Join order case study

As an example of how the optimizer chooses a join order, consider the following situation.

The Flights table (as you know) stores information about flight segments. It has a primary key on the flight_id and segment_number columns. This primary key constraint is backed up by a unique index on those columns.

The FlightAvailability table, which stores information about the availability of flight segments on particular days, can store several rows for a particular row in the Flights table (one for each date).

You want to see information about all the flights, and you issue the following query:

SELECT *
FROM FlightAvailability AS fa, Flights AS fts
WHERE fa.flight_id = fts.flight_id
AND fa.segment_number = fts.segment_number

First imagine the situation in which there are no useful indexes on the FlightAvailability table.

Using the join order with FlightAvailability as the outer table and Flights as the inner table is cheaper because it allows the flight_id/segment_number columns from FlightAvailability to be used to probe into and find matching rows in Flights, using the primary key index on Flights.flight_id and Flights.segment_number.

This is preferable to the opposite join order (with Flights as the outer table and FlightAvailability as the inner table) because in that case, for each row in Flights, the system would have to scan the entire FlightAvailability table to find the matching rows (because there is no useful index -- an index on the flight_id/segment_number columns).

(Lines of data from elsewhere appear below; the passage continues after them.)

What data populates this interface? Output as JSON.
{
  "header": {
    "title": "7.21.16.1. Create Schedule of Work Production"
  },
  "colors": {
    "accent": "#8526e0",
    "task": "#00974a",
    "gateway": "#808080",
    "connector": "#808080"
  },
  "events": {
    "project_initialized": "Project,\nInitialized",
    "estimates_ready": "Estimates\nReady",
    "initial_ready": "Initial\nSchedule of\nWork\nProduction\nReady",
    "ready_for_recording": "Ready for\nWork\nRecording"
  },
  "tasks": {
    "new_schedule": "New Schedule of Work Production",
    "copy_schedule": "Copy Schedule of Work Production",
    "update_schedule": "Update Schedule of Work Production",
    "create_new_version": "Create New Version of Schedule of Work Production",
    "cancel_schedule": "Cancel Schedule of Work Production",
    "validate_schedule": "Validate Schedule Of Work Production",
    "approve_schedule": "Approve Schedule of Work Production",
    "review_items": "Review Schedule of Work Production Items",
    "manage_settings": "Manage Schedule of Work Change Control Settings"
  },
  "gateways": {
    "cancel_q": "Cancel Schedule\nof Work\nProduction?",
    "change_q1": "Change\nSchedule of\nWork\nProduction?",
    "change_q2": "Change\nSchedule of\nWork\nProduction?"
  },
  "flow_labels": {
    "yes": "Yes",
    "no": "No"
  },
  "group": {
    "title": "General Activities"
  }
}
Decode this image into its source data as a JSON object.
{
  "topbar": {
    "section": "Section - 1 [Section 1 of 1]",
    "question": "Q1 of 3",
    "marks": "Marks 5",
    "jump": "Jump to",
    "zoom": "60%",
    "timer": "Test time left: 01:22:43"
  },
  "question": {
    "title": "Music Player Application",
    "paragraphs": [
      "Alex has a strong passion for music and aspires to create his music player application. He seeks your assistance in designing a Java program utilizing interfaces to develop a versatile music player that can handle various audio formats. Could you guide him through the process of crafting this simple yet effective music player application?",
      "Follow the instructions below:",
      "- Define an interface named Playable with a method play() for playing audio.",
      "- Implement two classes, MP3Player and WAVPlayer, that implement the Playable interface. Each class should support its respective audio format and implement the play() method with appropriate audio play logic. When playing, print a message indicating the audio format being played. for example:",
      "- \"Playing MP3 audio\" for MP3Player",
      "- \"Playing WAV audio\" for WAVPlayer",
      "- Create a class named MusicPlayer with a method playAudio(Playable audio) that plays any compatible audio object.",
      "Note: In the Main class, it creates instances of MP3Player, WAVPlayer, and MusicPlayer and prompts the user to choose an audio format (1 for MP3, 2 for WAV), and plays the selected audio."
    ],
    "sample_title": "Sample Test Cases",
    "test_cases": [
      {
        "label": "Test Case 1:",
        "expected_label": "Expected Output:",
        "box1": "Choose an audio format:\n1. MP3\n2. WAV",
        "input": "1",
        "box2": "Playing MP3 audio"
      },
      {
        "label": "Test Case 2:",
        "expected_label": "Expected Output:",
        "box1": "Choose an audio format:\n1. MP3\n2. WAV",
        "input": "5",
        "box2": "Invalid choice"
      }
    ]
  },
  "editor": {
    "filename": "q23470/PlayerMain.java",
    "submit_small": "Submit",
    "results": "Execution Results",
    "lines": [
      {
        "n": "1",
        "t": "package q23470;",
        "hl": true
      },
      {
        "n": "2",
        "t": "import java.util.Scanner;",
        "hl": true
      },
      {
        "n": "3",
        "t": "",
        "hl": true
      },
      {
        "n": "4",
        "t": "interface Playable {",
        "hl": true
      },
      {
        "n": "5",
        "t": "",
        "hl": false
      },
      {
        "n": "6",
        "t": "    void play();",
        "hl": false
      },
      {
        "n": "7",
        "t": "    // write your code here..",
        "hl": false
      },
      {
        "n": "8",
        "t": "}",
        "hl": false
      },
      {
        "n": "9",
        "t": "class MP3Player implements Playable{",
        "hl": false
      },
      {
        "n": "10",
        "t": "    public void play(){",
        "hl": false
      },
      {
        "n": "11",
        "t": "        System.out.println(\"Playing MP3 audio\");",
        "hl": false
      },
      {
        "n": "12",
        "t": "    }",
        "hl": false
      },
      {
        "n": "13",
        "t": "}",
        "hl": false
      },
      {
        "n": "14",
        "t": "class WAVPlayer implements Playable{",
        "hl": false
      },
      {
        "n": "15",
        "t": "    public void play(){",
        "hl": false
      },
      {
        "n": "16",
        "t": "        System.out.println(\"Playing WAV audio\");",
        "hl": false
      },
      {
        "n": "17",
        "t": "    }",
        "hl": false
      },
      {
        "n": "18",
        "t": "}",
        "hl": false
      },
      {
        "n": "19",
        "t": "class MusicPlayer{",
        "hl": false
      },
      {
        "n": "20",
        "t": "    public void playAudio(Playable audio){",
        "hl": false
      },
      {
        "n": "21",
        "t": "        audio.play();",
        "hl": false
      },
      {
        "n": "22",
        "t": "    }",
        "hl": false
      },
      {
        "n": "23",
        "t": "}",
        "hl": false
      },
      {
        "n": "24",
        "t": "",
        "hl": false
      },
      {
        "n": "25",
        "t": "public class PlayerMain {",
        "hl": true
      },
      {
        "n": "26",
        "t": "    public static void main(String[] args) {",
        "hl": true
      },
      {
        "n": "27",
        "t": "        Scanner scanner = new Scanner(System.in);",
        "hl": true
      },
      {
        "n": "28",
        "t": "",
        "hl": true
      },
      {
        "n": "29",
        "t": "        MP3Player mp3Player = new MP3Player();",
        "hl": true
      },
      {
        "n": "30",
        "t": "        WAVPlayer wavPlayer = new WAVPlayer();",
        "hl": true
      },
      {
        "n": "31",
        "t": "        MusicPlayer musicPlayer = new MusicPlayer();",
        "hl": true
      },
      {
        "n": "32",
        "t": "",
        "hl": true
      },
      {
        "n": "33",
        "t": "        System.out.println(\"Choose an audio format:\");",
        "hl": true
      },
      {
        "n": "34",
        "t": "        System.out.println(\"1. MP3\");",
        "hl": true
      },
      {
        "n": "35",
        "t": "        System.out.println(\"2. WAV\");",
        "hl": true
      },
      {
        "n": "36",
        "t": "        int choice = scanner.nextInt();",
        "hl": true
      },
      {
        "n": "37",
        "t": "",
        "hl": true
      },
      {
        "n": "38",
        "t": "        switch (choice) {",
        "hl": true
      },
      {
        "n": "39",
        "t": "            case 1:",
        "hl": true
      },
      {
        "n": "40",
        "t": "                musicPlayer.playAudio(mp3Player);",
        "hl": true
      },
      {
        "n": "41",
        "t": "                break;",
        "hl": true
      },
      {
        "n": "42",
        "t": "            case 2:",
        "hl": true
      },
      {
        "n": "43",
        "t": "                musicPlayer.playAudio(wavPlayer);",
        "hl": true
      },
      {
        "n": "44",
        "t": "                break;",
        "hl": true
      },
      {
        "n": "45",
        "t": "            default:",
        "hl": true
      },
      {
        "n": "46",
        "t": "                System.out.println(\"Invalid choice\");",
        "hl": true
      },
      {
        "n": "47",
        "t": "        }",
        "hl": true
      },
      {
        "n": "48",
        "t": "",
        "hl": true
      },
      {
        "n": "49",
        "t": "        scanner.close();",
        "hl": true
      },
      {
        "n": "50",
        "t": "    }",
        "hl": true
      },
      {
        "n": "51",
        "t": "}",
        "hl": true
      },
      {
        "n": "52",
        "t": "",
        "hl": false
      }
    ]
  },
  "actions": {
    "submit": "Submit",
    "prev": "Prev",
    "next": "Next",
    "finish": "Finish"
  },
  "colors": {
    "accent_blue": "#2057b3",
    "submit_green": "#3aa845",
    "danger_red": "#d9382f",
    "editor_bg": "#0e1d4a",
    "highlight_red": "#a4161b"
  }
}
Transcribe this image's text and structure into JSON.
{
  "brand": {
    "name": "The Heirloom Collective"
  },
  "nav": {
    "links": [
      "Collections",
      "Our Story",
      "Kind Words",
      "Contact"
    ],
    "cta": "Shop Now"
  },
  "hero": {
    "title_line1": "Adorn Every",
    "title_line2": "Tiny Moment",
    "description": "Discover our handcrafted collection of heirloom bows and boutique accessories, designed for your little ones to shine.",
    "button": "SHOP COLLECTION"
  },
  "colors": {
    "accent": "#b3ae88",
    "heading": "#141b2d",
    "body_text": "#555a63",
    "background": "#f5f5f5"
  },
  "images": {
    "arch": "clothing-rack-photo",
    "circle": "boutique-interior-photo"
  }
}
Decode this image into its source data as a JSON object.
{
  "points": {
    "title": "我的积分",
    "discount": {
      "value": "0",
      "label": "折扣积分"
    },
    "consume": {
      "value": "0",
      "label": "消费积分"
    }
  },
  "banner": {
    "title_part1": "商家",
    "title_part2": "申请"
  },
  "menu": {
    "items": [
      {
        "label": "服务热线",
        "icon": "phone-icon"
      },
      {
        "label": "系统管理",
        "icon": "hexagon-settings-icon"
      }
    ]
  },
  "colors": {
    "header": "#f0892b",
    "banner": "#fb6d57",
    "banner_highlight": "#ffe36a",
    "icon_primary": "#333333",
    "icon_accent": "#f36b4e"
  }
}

Second, imagine the situation in which there is a useful index on the FlightAvailability table (this is actually the case in the sample database). FlightAvailability has a primary key index on flight_id, segment_number, and booking_date. In that index, the flight_id/segment_number combination is not unique, since there is a one-to-many correspondence between the Flights table and the FlightAvailability table. However, the index is still very useful for finding rows with particular flight_id/segment_number values.

You issue the same query:

SELECT *
FROM FlightAvailability AS fa, Flights AS fts
WHERE fa.flight_id = fts.flight_id
AND fa.segment_number = fts.segment_number

Although the difference in cost is smaller, it is still cheaper for the Flights table to be the inner table, because its index is unique, whereas FlightAvailability's index is not. That is because it is cheaper for Derby to step through a unique index than through a non-unique index.